Ridge & Lasso regularization
How to discourage large coefficents in linear regression? How to perform variable selection? These questions are answered in this article.
Brief
We continue to explore supervised statistical learning and regression problem. In particular, if there are multiple predictors in the linear regression model, we might want to limit their magnitude, i.e. regularize them. Furthermore, it is useful to slect only those predictors that significantly contribute to dependent variable.
Regularization
Recall that for linear regression we minimized Residual Sums of Squares (RSS):
\[\text{RSS} = \sum_{i=1}^n (y_i - \beta_0 - \sum_{j=1}^J \beta_j x_{ij})^2,\]assuming $J$ predictors and coefficents $\beta_0, \beta_1, \ldots , \beta_J$. To perform regularization the following loss function is minimized (in the same way as RSS was minimized):
\[L(\beta) = \text{RSS} + \lambda \text{L}_{reg}\]where $\lambda$ is a hyperparameter to be chosen and $\text{L}_{reg}$ is the term that depends on specific regularization.
Ridge regularization
In the case of ridge regularization the last term is given as follows:
\[\text{L}_{reg} = \sum_{j=1}^J \beta_j^2 .\]It is straight forward to minimize resulting function by equaling the derivative to 0 and rearrangin for $\beta $s.
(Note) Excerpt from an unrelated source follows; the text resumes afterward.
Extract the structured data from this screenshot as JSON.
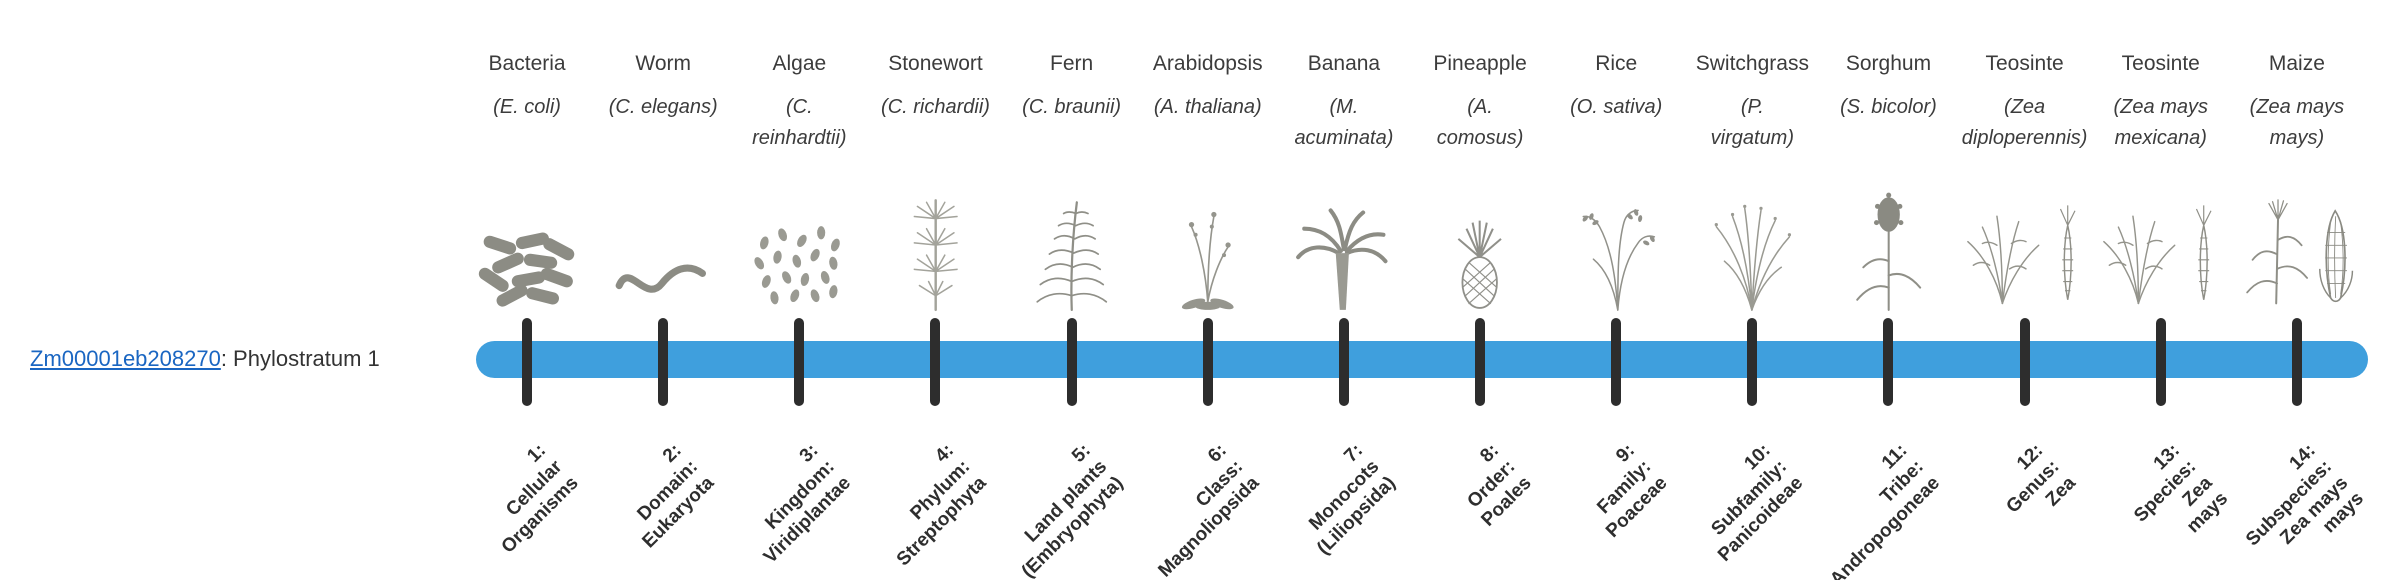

Because analytic solution is available, ridge regularization is fast to compute relative to Lasso. However, ridge regularization does not preform selection of predictors.
In python the following function can be used to perform ridge regulariuzation:
1
2
3
4
5
6
7
from sklearn.linear_model import Ridge
import numpy as np
# alpha is equivalent our parameter lambda
clf = Ridge(alpha=1.0)
# Fit ridge regression predictors X and dependent variables y
clf.fit(X, y)
Lasso Regularization
This regularization has
\[\text{L}_{reg} = \sum_{j=1}^J | \beta_j | .\]Because of appearence of absolute value, there is no derivative at $\beta_j$ at 0 and so no analytical expression. Instead the parameters $\beta_j$ have to be estimated with iterative numerical methods. This makes Lasso regularization slower to compute, but it performs variable selection in contrast to Ridge regression. Hence, it is a regulazation of choice to many data scientists.
In Pyhton thi is implemented as
1
2
3
4
5
6
7
from sklearn.linear_model import Lasso
import numpy as np
# alpha is equivalent our parameter lambda
clf = Lasso(alpha=0.01)
# Fit Lasso regression predictors X and dependent variables y
clf.fit(X, y)
Selecting $\lambda$
In both Ridge and Lasso regression a hyperparameter $\lambda$ must be chosen. To that end we can use test-train-validation split. Mutliple models with varying $\lambda$ s are trained on the taining set and then MSE is calculated on the validation set. Then we pick $\lambda$ corresponding to the lowest MSE.
In order to prevent overfitting to validation set, cross-validation can be used instead. In that case we pick lambda that has lowest average MSE across multiple folds.
Conclusion
Regularization is introduced to discourage overly large values of coefficients in our model and to perform variables selection. In this article we discussed loss function related to regularization and two regularizations: ridge, and lasso. Lasso performs variable selection, but is more expensive to compute than Ridge regression.